Fight against poverty unites some on Christian left and right

Christian Science Monitor:

On Tuesday, a new bipartisan group called the Poverty Forum released a series of specific proposals aimed at reducing domestic poverty and keeping Americans hit by the economic crisis from joining the ranks of the poor. The group of 18 leaders – headed by the Rev. Jim Wallis, president of Sojourners, and Michael Gerson, President Bush’s former speechwriter and policy adviser – has worked since November to develop concrete antipoverty policies they hope will gain widespread support.


“We wanted to transcend political differences and find ‘what’s right and what works,’ as opposed to what’s left or right, or what’s liberal or conservative,” says Mr.
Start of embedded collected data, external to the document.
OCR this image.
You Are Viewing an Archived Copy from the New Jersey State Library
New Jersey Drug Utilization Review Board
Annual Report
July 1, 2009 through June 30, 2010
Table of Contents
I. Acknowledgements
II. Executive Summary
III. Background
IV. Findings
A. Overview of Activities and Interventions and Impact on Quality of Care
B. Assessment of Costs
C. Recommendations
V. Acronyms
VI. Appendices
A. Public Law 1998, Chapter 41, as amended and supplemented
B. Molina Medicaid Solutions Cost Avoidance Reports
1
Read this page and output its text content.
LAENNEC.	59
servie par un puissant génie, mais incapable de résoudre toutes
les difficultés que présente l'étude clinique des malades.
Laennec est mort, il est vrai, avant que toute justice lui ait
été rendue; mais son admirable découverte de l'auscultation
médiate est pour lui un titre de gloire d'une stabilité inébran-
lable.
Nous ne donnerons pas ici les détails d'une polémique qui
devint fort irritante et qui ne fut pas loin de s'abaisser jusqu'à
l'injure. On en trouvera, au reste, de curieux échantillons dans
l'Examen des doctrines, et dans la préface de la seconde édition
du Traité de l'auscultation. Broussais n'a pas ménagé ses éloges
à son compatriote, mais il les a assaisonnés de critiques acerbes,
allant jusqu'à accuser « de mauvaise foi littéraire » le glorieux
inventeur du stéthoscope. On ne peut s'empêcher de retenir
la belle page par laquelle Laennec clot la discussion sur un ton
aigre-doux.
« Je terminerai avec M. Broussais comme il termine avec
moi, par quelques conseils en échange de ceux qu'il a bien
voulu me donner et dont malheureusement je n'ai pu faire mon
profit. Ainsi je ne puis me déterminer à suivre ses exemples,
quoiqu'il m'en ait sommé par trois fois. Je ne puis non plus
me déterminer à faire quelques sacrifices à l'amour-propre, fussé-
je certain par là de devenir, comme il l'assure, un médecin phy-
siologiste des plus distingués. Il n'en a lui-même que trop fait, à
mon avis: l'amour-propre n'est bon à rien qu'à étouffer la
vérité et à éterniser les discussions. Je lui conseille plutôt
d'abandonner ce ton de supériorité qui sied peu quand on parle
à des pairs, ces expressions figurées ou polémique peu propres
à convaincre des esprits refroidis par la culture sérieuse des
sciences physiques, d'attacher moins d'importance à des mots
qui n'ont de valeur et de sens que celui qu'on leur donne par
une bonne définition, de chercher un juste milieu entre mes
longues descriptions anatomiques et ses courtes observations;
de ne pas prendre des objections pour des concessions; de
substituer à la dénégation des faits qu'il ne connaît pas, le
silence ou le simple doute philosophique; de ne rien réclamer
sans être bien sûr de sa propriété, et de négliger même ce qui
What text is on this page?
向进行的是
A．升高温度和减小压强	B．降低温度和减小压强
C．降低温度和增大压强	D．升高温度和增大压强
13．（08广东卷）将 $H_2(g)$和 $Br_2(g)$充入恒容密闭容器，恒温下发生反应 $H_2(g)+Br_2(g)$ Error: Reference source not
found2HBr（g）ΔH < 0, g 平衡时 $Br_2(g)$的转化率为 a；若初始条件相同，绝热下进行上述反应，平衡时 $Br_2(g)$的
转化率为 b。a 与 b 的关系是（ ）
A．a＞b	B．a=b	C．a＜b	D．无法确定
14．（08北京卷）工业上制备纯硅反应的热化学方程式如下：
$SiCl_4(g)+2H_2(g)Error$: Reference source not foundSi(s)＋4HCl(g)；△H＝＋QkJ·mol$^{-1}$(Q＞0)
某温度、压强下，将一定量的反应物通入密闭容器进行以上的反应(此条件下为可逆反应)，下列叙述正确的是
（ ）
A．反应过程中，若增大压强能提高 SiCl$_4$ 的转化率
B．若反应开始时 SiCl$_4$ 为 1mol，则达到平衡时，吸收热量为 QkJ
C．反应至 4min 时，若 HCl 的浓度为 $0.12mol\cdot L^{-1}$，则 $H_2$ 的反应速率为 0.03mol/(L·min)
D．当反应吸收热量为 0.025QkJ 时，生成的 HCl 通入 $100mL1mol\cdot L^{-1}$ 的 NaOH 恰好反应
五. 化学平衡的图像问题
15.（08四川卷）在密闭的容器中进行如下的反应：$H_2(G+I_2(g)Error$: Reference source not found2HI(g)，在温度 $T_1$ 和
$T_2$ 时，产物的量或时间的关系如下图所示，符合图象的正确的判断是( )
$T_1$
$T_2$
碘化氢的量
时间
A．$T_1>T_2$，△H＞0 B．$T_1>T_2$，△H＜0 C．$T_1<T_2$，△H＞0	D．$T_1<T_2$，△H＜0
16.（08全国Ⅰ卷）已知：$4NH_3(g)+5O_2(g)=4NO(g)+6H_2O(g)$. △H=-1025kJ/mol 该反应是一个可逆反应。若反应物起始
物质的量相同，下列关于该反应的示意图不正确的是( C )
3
Wallis, a progressive Evangelical.

At the same time, Christian Churches Together (CCT), the most inclusive ecumenical organization ever formed in the US, reached agreement on a poverty initiative last month, which it presented to members of President Obama’s Domestic Policy Council. “For a group as diverse as ours – left, right, middle – to reach a consensus on on-the-ground strategies is significant,” says Richard Hamm, CCT’s executive administrator.

The movement has its detractors. Mark Silk writes, “this is best seen as yet another effort to carve out common ground on which some pretty darn conservative folks are prepared to stand.” Peter Larmaan says, “Only a churl would call dismiss the Poverty Forum’s issues as unworthy. The problem is that they are so small-bore, so cautious, and so very deferential towards a regnant conservative ideology.”

Dr. Mary Hunt, feminist Catholic theologian, says “When Jim Wallis is seen as progressive, the so-called religious left is off the planet somehow.” And then there are questions about Gerson’s bona fides.

One tenet of the regnant conservative ideology its opposition to the minimum wage. For one explanation of that position see this Cafe post.

Another tenet is family and marriage. A federally-funded ad campaign began that totes the benefits of marriage launches this month.